Let me tell you… loving hurts sometimes, but I was right where I needed to be. “But Mallory, don’t you know that I am good?”

There was a reason for that chain-breaking stand-still moment. He planted a seed of hope within the vulnerable and He planted the seed of hope within me, too. I looked around and saw these little ones playing in the dusty roads, the older girls dancing along as they selflessly cared for the others, and stray animals begging for the food of children who couldn’t afford to give. My heart was broken for these people, and so was His. You see, my friends, the Kingdom is for us to build. It was by God’s grace that He had led me there… and it was by His grace that He kept me in that season. 

Fast forward several years—I was pursuing a bachelor’s degree in elementary education, playing intramural sports, hanging out with friends till the wee hours of the night, leading events around campus, etc. Living the dream! Except one thing—Inside my soul was a mess. I felt lost in a world of constant transition and chaos with no direction in hand. I am sure that you have felt this, too. But even then, His joy was my hopeful song. Over time, my soul began to sing again.
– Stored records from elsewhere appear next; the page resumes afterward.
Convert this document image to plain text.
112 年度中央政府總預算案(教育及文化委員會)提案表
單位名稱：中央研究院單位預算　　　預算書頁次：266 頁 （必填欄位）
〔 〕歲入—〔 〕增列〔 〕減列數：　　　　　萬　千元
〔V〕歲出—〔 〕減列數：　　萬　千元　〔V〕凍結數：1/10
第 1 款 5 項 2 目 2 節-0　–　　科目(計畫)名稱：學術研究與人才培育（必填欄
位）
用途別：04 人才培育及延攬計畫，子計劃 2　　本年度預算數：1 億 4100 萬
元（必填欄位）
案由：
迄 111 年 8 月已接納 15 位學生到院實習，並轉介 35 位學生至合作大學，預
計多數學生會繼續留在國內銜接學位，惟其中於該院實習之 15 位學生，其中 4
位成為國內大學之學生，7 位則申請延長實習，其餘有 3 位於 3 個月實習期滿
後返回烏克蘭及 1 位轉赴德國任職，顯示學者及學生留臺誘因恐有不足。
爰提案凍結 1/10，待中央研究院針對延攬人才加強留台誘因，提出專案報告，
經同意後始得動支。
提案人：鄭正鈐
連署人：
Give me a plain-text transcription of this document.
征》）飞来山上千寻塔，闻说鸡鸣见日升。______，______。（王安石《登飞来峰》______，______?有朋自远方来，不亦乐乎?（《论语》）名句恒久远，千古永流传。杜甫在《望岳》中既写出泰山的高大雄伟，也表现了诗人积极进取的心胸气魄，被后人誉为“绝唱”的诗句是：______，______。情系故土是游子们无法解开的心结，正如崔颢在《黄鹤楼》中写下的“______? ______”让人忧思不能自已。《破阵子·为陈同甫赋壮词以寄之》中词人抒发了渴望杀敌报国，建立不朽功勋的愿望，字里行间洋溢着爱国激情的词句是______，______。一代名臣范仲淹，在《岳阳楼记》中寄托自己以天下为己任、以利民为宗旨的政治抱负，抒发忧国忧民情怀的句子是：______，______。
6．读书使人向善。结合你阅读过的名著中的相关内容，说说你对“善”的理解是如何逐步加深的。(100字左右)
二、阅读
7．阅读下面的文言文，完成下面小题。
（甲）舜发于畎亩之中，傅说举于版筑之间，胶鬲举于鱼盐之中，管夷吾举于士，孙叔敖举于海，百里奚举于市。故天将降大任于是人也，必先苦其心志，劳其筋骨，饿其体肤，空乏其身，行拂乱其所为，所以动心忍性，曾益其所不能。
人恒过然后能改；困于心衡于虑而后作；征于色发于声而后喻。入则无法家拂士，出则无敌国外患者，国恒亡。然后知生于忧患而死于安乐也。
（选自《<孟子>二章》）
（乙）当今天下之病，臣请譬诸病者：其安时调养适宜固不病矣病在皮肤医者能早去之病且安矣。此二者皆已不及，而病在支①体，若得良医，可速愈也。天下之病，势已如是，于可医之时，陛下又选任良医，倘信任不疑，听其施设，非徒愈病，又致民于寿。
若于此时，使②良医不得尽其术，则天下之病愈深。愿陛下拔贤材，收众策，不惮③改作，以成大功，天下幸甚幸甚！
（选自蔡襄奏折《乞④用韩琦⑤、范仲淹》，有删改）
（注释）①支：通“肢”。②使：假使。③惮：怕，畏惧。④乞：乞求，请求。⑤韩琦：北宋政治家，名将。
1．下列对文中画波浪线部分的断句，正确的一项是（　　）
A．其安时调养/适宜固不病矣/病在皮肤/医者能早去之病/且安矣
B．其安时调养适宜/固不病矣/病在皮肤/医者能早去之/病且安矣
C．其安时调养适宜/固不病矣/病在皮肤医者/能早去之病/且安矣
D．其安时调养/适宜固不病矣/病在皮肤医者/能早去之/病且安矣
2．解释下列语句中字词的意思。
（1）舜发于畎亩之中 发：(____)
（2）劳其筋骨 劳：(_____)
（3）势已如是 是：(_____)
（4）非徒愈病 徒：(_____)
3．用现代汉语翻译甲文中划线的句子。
My heart began to listen and my feet began to run with God again. Oh Sister, I pray that you have the courage to run with Him as far as He will carry you. I pray that you have the courage to just come. To just show up.

Come to the God who bears your deep scars and knows the searing pain of your heart. Come to the God who sat at the table with sinners like you and I for hours and hours and hours on end. Come to the God who fearlessly looked prostitutes and burdened women straight in the eyes and told the others to lay down their stones. Come to the God who stands at the well ready to fill our empty pots with the living water. Come to the God who was intentional when He created you. A God who calls us to a life of radical ministry. A God who calls us to get out of the boat. Are you going to step out on the crashing waves? Or are you going to stay in the boat?